Amazon Echo Buds design and features

(Image credit: Future)

Like most true wireless headphones, the Amazon Echo Buds come with a case which not only acts as a home to store them in but also to charge them with too. The promise is 5 hours of listening from a full charge with the case providing an additional three full charges, taking the total to 20 hours.

That’s not a huge amount compared to others on the market but it should keep you powered up for the odd casual trip. A 15 min quick charge can get you 2 hours of playback when time is short.

It’s an all-black affair for both the headphones and the carry case. Together, they measure a compact 57 x 77 x 29mm with each bud only 7.5g and 22 x 23 x 24mm in size. There are three sizes of eartips to choose from to help perfect that noise-isolating fit. They’re also IPX4 sweat and water-resistant, which should help them stay in full working order during sweaty (or rainy) park runs.

Amazon Echo Buds design and features

(Image credit: Future)

On the outside, physical controls are kept to a minimum with a single touch-sensitive zone for tapping. Instead, Amazon would like people to really use their voice. Unlike other true wireless headphones, the Buds respond to the Alexa wake-word without having to press a single button. They’re always listening — unless you mute the mic — and you’ll be able to adjust your music, order dinner and request many other things.

They’re constantly connected to the Alexa app on your mobile device, so it’s not just music you can control, but also other smart devices connected to your home network. Siri and Google Assistant services are also compatible with the Echo buds, so nobody need miss out.

Using Bose and its noise-cancelling tech is an intriguing move. Double-tap either bud and you can cycle between full noise-cancelling or ‘Passthrough’ mode which allows you to hold a conversation with the earbuds still in place.

The Buds work wirelessly with Bluetooth 5.0 but there’s no mention in the specs of AptX HD. Two balanced armature drivers are tasked with delivering the sound.


Amazon Echo Buds sound

(Image credit: Future)

In some ways, a people-packed and noisy demo area at the Amazon launch event was the right kind of setting for trying out the Echo Buds. But our colleagues at Techradar only had a matter of minutes with them in their ears to report their findings.

On a first listen, the noise-cancelling seems impressive — if not quite at the levels of the Sony WF-1000XM3 — but they respond to the Alexa wake-word every time, even in a chaotic environment like the press launch. With ANC activated, news headlines appear to come through loud and clear when requested and not having to fumble around to find a button each time is welcome.

The audio itself seems well balanced enough. Listening to Get Lucky by Daft Punk, there’s appears to be decent bass weight and a decent sense of openness. 

We’re looking forward to getting them in for a full review so we can bring you the definitive verdict on their dynamics, sense of timing and much more.

Initial verdict

If good voice control is something you crave in a pair of wireless earbuds, then it seems pretty clear you’ll be wanting to audition the Amazon Echo Buds. 

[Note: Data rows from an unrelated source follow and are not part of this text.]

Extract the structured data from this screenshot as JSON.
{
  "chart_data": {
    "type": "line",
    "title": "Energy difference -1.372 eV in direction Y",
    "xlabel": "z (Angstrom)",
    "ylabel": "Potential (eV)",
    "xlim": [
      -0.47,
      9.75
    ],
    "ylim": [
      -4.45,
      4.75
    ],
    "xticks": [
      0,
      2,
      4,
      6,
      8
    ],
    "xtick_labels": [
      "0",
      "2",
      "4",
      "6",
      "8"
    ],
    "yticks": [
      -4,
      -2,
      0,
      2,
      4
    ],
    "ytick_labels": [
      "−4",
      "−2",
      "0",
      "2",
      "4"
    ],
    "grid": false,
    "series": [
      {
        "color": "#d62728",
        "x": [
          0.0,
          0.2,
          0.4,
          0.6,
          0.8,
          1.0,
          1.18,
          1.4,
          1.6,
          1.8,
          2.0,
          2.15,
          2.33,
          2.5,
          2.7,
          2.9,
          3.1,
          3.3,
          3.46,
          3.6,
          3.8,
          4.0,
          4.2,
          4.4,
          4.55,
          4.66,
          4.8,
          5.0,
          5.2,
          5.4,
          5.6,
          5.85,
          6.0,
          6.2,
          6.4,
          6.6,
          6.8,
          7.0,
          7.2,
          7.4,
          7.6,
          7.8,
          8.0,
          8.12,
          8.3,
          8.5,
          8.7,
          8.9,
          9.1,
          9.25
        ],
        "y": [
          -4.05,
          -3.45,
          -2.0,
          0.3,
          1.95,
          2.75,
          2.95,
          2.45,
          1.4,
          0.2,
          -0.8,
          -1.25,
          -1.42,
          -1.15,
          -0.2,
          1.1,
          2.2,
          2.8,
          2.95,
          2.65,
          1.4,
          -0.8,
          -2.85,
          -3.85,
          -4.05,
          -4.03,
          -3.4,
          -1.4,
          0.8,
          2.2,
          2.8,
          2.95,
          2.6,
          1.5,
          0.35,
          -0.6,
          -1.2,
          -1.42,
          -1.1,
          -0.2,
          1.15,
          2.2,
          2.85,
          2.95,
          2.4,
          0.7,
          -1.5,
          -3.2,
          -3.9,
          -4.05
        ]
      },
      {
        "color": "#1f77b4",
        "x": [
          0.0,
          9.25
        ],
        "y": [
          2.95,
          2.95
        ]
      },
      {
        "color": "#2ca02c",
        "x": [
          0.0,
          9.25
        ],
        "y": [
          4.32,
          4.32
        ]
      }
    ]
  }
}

Amazon’s a little late to the party compared to many rivals, but price point and feature set both appear competitive for the money. However, it’s the audio quality that will really need to stand up to scrutiny. The quality of Amazon’s Echo wireless speakers has varied quite a lot in recent years, so we’re interested to see if these true wireless earbuds can take the fight to key rivals.